Presentations
- Penny Morgan: Fire and Climate: Past, Present, and Future
- Alyssa Kreikemeier: The Cerro Grande Wildfire
- Emily Lane and Nick Koenig: Looking and Building for More Just Futures in the Climate Crisis at the Wildland Urban Interface
Presentations
Topics: rangeland fire; university of idaho; climate change; fire regimes; research; outreach; fire management; fuels inventory; environmental history; northern rockies
Fire and Climate: Past, Present, and Future
Speaker: Penny Morgan
Abstract:
How do we balance the need to protect people and property from f ires with the ecological realities and imperatives of forest and rangeland fires? Fires will occur, and we are likely to have more large, severe fires in the northern Rockies as climate changes. Extensive, widespread fires occurred in the past whenever warm, dry summers followed warm springs 1650-2003. Since 1986, fire seasons have become 78 days longer. With more people living in fire-prone areas and invasive species often fueling fires, fire managers and our society face many challenges. Idaho has often been a place for innovative solutions, both at the University of Idaho through education, research, and outreach, and in fire management.
Topics: fire management; cerro grande wildfire; national park service; environmental history; craig allen; bandelier national monument; new mexico
The Cerro Grande Wildfire
Speaker: Alyssa Kreikemeier
Abstract:
From the 1980s to 2016, national politics, large wildfires, and federal-Indigenous relations created a complex administrative environment at Bandelier National Monument in New Mexico. The monument had a significant influence on fire and resource management, integrating archeologists into firefighting as early as 1977 and collecting long-term fire ecology data from ecologist Craig Allen’s arrival in 1982. Bandelier also hosted one of NPS’s first prescribed fire modules. The 2000 Cerro Grande wildfire, sparked by a prescribed burn, became New Mexico’s largest wildfire, leading to major investments in fire management and reigniting debates about fire policy. This talk explores the evolution of wildland fire management at Bandelier, focusing on the Cerro Grande wildfire.
Topics: yosemite national park; environmental justice; climate change; architecture; colonialism; prison labor; geography; fire management; fire regimes; improvement; innovation
Looking and Building for More Just Futures in the Climate Crisis at the Wildland Urban Interface
Speaker: Emily Lane and Nick Koenig
Abstract:
This talk features Emily Lane, an architectural designer at AECOM, and Nick Koenig, a climate change educator and activist, exploring how the climate crisis challenges architectural design while offering opportunities for more just futures.
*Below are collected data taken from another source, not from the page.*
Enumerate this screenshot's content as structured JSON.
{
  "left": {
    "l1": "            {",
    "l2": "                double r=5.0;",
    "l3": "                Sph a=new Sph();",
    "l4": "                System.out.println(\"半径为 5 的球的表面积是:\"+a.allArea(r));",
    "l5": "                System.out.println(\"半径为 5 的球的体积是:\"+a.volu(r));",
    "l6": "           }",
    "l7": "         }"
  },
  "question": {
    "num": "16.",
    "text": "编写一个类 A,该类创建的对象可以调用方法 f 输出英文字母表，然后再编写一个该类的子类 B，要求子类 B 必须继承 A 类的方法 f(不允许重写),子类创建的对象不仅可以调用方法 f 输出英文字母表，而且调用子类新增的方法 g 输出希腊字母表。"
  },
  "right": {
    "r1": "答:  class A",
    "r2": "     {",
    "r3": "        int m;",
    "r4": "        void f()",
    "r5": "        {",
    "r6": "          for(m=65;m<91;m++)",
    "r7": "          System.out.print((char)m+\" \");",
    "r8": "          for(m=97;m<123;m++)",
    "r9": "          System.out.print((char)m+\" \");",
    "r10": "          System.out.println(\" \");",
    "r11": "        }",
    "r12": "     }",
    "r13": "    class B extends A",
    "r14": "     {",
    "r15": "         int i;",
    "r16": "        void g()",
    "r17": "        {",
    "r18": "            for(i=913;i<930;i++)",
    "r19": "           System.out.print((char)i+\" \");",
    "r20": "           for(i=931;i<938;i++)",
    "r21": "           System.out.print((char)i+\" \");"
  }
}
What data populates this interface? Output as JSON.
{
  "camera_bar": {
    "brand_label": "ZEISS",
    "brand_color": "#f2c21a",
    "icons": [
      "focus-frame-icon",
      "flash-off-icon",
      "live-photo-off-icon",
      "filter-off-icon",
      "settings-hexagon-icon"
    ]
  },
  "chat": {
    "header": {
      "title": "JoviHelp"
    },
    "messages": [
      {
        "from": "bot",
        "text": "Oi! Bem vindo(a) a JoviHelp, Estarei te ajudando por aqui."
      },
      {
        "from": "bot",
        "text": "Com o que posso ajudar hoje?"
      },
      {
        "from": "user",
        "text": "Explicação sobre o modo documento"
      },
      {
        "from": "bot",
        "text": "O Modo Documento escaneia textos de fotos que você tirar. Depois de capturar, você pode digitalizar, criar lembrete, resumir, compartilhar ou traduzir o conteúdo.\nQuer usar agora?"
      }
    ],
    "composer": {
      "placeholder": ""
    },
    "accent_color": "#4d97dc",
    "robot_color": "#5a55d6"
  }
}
Nick will discuss the impact of intensified fire events due to settler fire regimes and shifting policies, from suppression to prescribed fire management. Emily will present a case study on the Fire Barracks at El Portal, a prefabricated structure for seasonal firefighters in Yosemite National Park, offering a replicable model for future fire management infrastructure. Finally, Nick will connect fire barracks and lookouts to climate projections, prison labor, and critical geography, reflecting on proactive versus reactive fire management.